Kubernetes security frameworks help define executive processes by outlining how organizations can maintain robust security and remain compliant. Each of the frameworks discussed above offers a unique approach to categorize various components of a Kubernetes ecosystem, as well as guidance on how to keep them secure. While emphasizing a proactive approach to mitigating risks, each framework essentially highlights the importance of efficient vulnerability scanning and comprehensive threat modeling as key practices in enhancing an organization’s security posture.

Also, because of their focus on cybersecurity and Kubernetes cluster hardening, these frameworks do have a few overlapping features and principles.

Security Frameworks
	CIS	MITRE	PCI DSS	NIST	NSA-CISA
GOAL	Provide configuration benchmarks	Enumerate all real-world attack tactics, techniques, and procedures	Protect cardholder data	Issue guidelines for a risk management framework	Enable the hardening of Kubernetes Cluster
WHEN TO USE	Pre-production	In production	Development, testing, and production	Testing and vulnerability scanning	Pre-production
FOCUS AREAS	Auditing configuration management	Threat modeling	Access control, vulnerability management	Risk management	Configuration management
HOW TO USE	Compare CIS standards with system configuration	Use the prescribed techniques for pen tests and threat management	Use guidelines to create policies for data protection	Use the RMF to establish a baseline for security posture	Use example configurations of hardened clusters
TOOLS	Kubescape	Kubescape	Twistlock	NIST SRE Tools	Kubescape

However, as they were derived from the threat patterns of different industries, these guidance frameworks are often considered more appropriate for specific use cases rather than as a global standard for keeping any Kubernetes environment secure and compliant.

• The CIS Kubernetes Framework offers benchmarks as guidelines for the secure configuration of cluster components.
• The MITRE ATT&CK Matrix is mostly based on threat modeling, which offers adversarial insights and tactics on how organizations can secure their Kubernetes workloads post-compromise.
• PCI DSS is a payment industry security standard and focuses on how to secure containers and the Kubernetes ecosystem of the cardholder’s data environment.
• The NIST Framework is particularly concerned with risk management and outlines common risks for containerized applications and their countermeasures.
• The NSA-CISA Framework offers guidance on hardening Kubernetes clusters with an emphasis on configuration management, the entire lifecycle of a supply chain, and insider threats.

Summary

Kubernetes continues to be the leading container orchestrator, being used or evaluated by used by over 96% of organziations today.
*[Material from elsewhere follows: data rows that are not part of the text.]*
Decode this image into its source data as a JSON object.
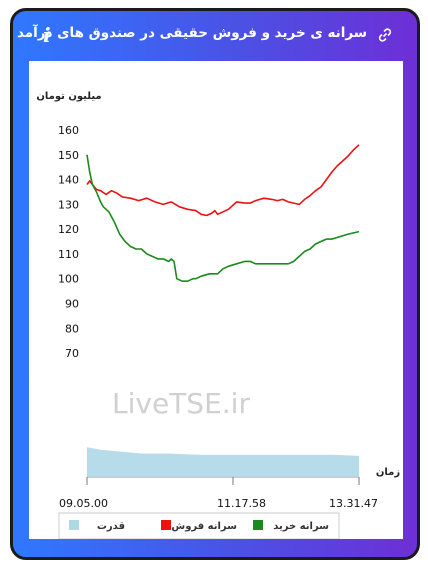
{
  "header": {
    "title": "سرانه ی خرید و فروش حقیقی در صندوق های درآمد ثابت",
    "info_glyph": "i",
    "link_icon": "link-icon",
    "info_icon": "info-icon"
  },
  "watermark": "LiveTSE.ir",
  "chart_data": {
    "type": "line",
    "ylabel": "میلیون تومان",
    "xlabel": "زمان",
    "yticks": [
      70,
      80,
      90,
      100,
      110,
      120,
      130,
      140,
      150,
      160
    ],
    "xticks": [
      "09.05.00",
      "11.17.58",
      "13.31.47"
    ],
    "ylim": [
      20,
      160
    ],
    "grid": false,
    "legend_position": "bottom",
    "legend": [
      {
        "key": "buy",
        "label": "سرانه خرید",
        "color": "#1a8a1a"
      },
      {
        "key": "sell",
        "label": "سرانه فروش",
        "color": "#ee1111"
      },
      {
        "key": "power",
        "label": "قدرت",
        "color": "#add8e6"
      }
    ],
    "series": [
      {
        "key": "sell",
        "color": "#ee1111",
        "kind": "line",
        "x": [
          0,
          0.01,
          0.02,
          0.035,
          0.05,
          0.07,
          0.09,
          0.11,
          0.13,
          0.16,
          0.19,
          0.22,
          0.25,
          0.28,
          0.31,
          0.34,
          0.37,
          0.4,
          0.42,
          0.44,
          0.46,
          0.47,
          0.48,
          0.5,
          0.52,
          0.55,
          0.58,
          0.6,
          0.62,
          0.65,
          0.68,
          0.7,
          0.72,
          0.74,
          0.76,
          0.78,
          0.8,
          0.82,
          0.84,
          0.86,
          0.88,
          0.9,
          0.92,
          0.94,
          0.96,
          0.98,
          1.0
        ],
        "y": [
          138,
          139.5,
          138,
          136,
          135.5,
          134,
          135.5,
          134.5,
          133,
          132.5,
          131.5,
          132.5,
          131,
          130,
          131,
          129,
          128,
          127.5,
          126,
          125.5,
          126.5,
          127.5,
          126,
          127,
          128,
          131,
          130.5,
          130.5,
          131.5,
          132.5,
          132,
          131.5,
          132,
          131,
          130.5,
          130,
          132,
          133.5,
          135.5,
          137,
          140,
          143,
          145.5,
          147.5,
          149.5,
          152,
          154
        ]
      },
      {
        "key": "buy",
        "color": "#1a8a1a",
        "kind": "line",
        "x": [
          0,
          0.01,
          0.02,
          0.035,
          0.05,
          0.06,
          0.08,
          0.1,
          0.12,
          0.14,
          0.16,
          0.18,
          0.2,
          0.22,
          0.24,
          0.26,
          0.28,
          0.3,
          0.31,
          0.32,
          0.33,
          0.35,
          0.37,
          0.39,
          0.4,
          0.42,
          0.45,
          0.48,
          0.5,
          0.52,
          0.55,
          0.58,
          0.6,
          0.62,
          0.65,
          0.68,
          0.7,
          0.72,
          0.74,
          0.76,
          0.78,
          0.8,
          0.82,
          0.84,
          0.86,
          0.88,
          0.9,
          0.93,
          0.96,
          0.98,
          1.0
        ],
        "y": [
          150,
          143,
          138,
          135,
          131,
          129,
          127,
          123,
          118,
          115,
          113,
          112,
          112,
          110,
          109,
          108,
          108,
          107,
          108,
          107,
          100,
          99,
          99,
          100,
          100,
          101,
          102,
          102,
          104,
          105,
          106,
          107,
          107,
          106,
          106,
          106,
          106,
          106,
          106,
          107,
          109,
          111,
          112,
          114,
          115,
          116,
          116,
          117,
          118,
          118.5,
          119
        ]
      },
      {
        "key": "power",
        "color": "#add8e6",
        "kind": "area",
        "x": [
          0,
          0.05,
          0.1,
          0.15,
          0.2,
          0.3,
          0.4,
          0.5,
          0.6,
          0.7,
          0.8,
          0.9,
          1.0
        ],
        "y": [
          32,
          31,
          30.5,
          30,
          29.5,
          29.5,
          29,
          29,
          29,
          29,
          29,
          29,
          28.5
        ]
      }
    ]
  }
}
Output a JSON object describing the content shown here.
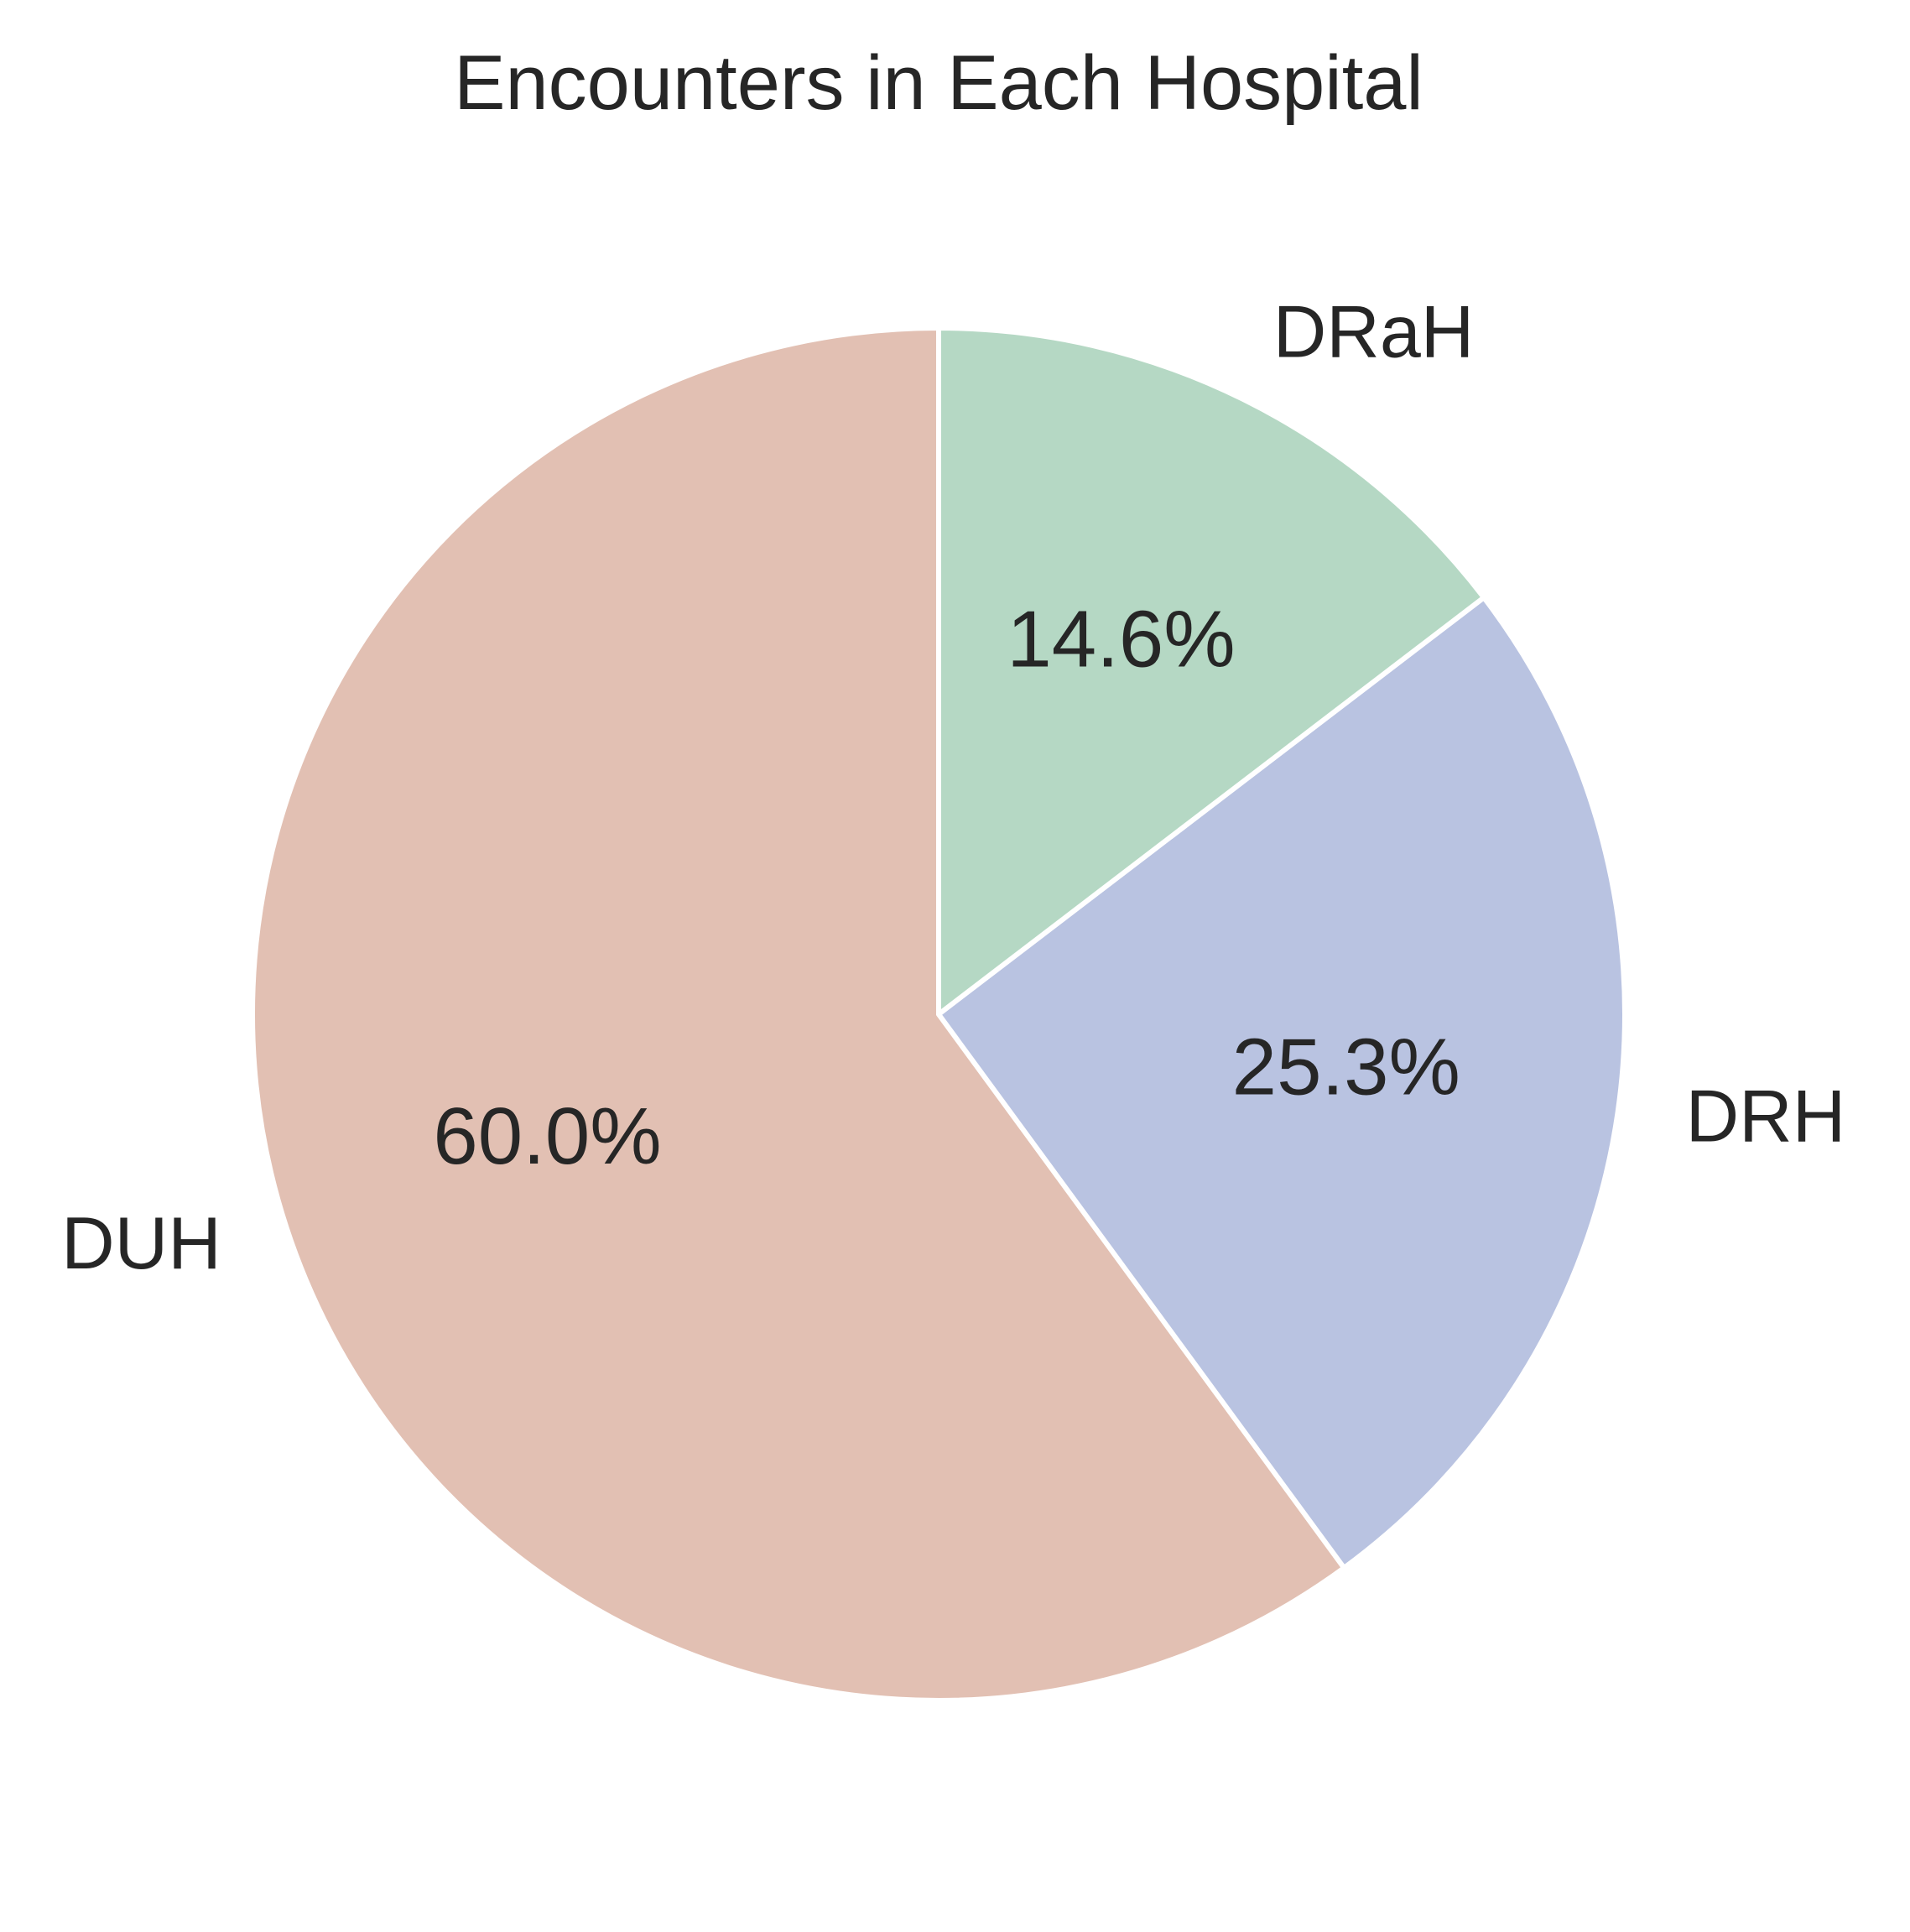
{
  "chart_data": {
    "type": "pie",
    "title": "Encounters in Each Hospital",
    "categories": [
      "DUH",
      "DRH",
      "DRaH"
    ],
    "values": [
      60.0,
      25.3,
      14.6
    ],
    "value_labels": [
      "60.0%",
      "25.3%",
      "14.6%"
    ],
    "colors": [
      "#E2C0B3",
      "#B9C3E1",
      "#B5D8C4"
    ],
    "slice_edge_color": "#FFFFFF",
    "start_angle_deg": 90,
    "direction": "counterclockwise",
    "legend": "none"
  }
}
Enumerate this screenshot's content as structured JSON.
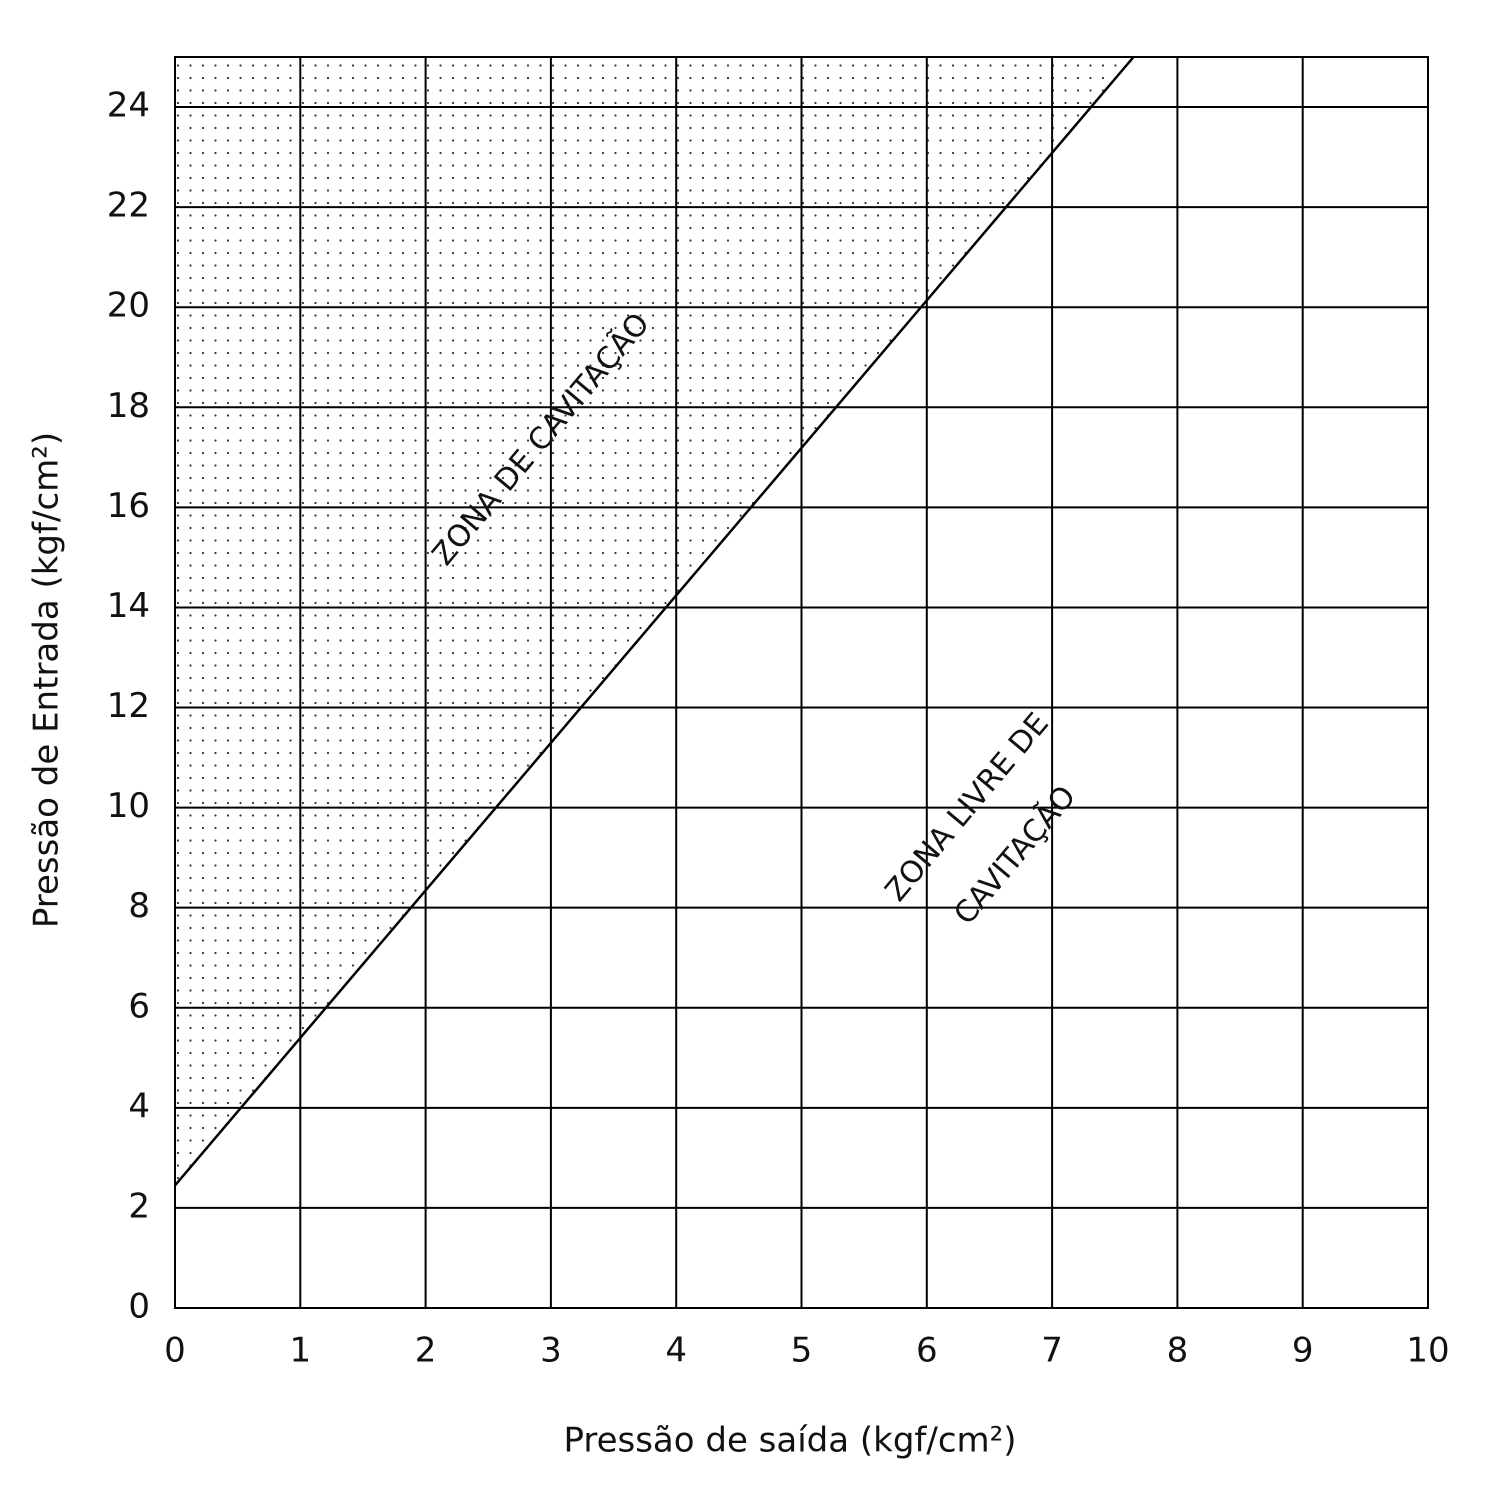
{
  "chart_data": {
    "type": "line",
    "x_label": "Pressão de saída (kgf/cm²)",
    "y_label": "Pressão de Entrada (kgf/cm²)",
    "x": [
      0,
      7.65
    ],
    "values": [
      2.45,
      25
    ],
    "color": "#000000",
    "xlim": [
      0,
      10
    ],
    "xticks": [
      0,
      1,
      2,
      3,
      4,
      5,
      6,
      7,
      8,
      9,
      10
    ],
    "ylim": [
      0,
      25
    ],
    "yticks": [
      0,
      2,
      4,
      6,
      8,
      10,
      12,
      14,
      16,
      18,
      20,
      22,
      24
    ],
    "grid": true,
    "annotations": [
      "ZONA DE CAVITAÇÃO",
      "ZONA LIVRE DE",
      "CAVITAÇÃO"
    ]
  }
}
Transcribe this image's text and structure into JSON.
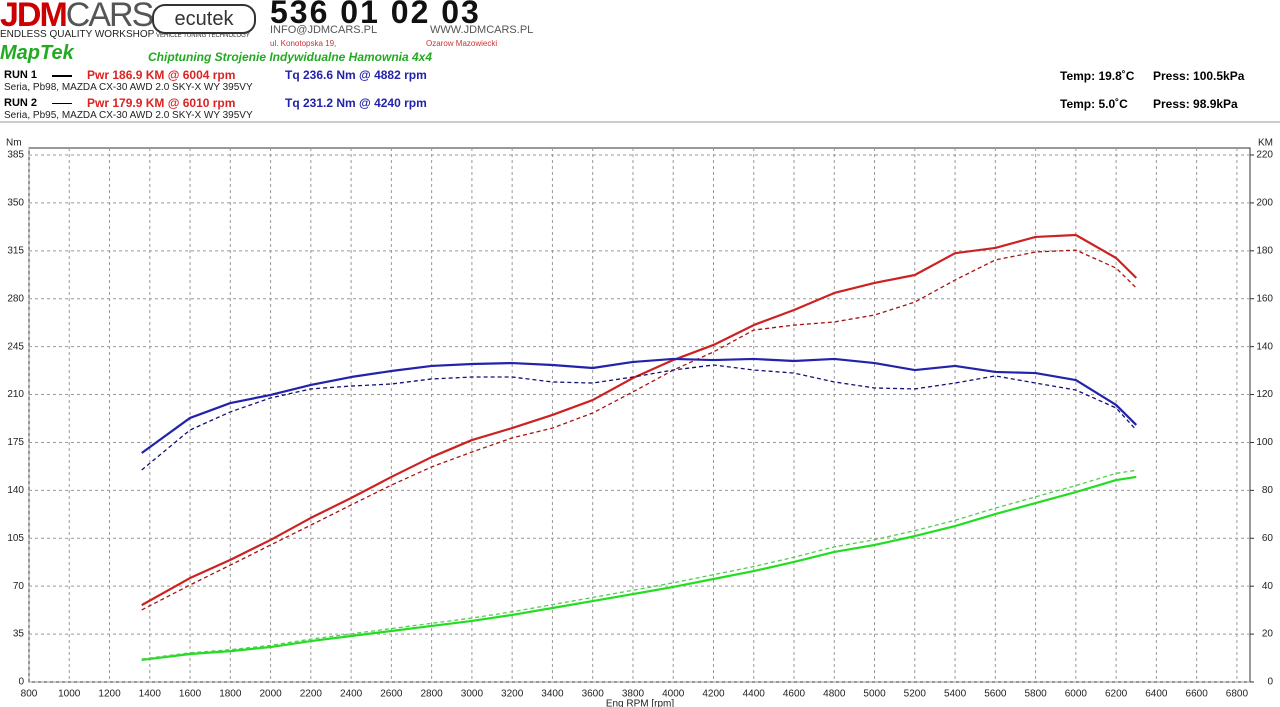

While it offers a range of features in managing complex workloads, security and compliance remain a major concern with Kubernetes adoption. Although Kubernetes has rapidly gained unprecedented popularity, it is still a relatively novel platform. As a result, most frameworks do not yet offer focused guidelines toward the security and compliance of a Kubernetes ecosystem. While compliance frameworks evolve further and start doing so, the onus of evaluating vulnerabilities or compliance remains.

With the multiple integrations, built-in components, and processes of a Kubernetes environment, security is a complex undertaking. Although adopting a certain framework’s guidance will suit most organizations, adopting a multi-framework strategy for comprehensive security is also not uncommon. In the end, the goal is always the same: to achieve a robustly secure and compliant Kubernetes cluster that supports highly efficient and scalable applications.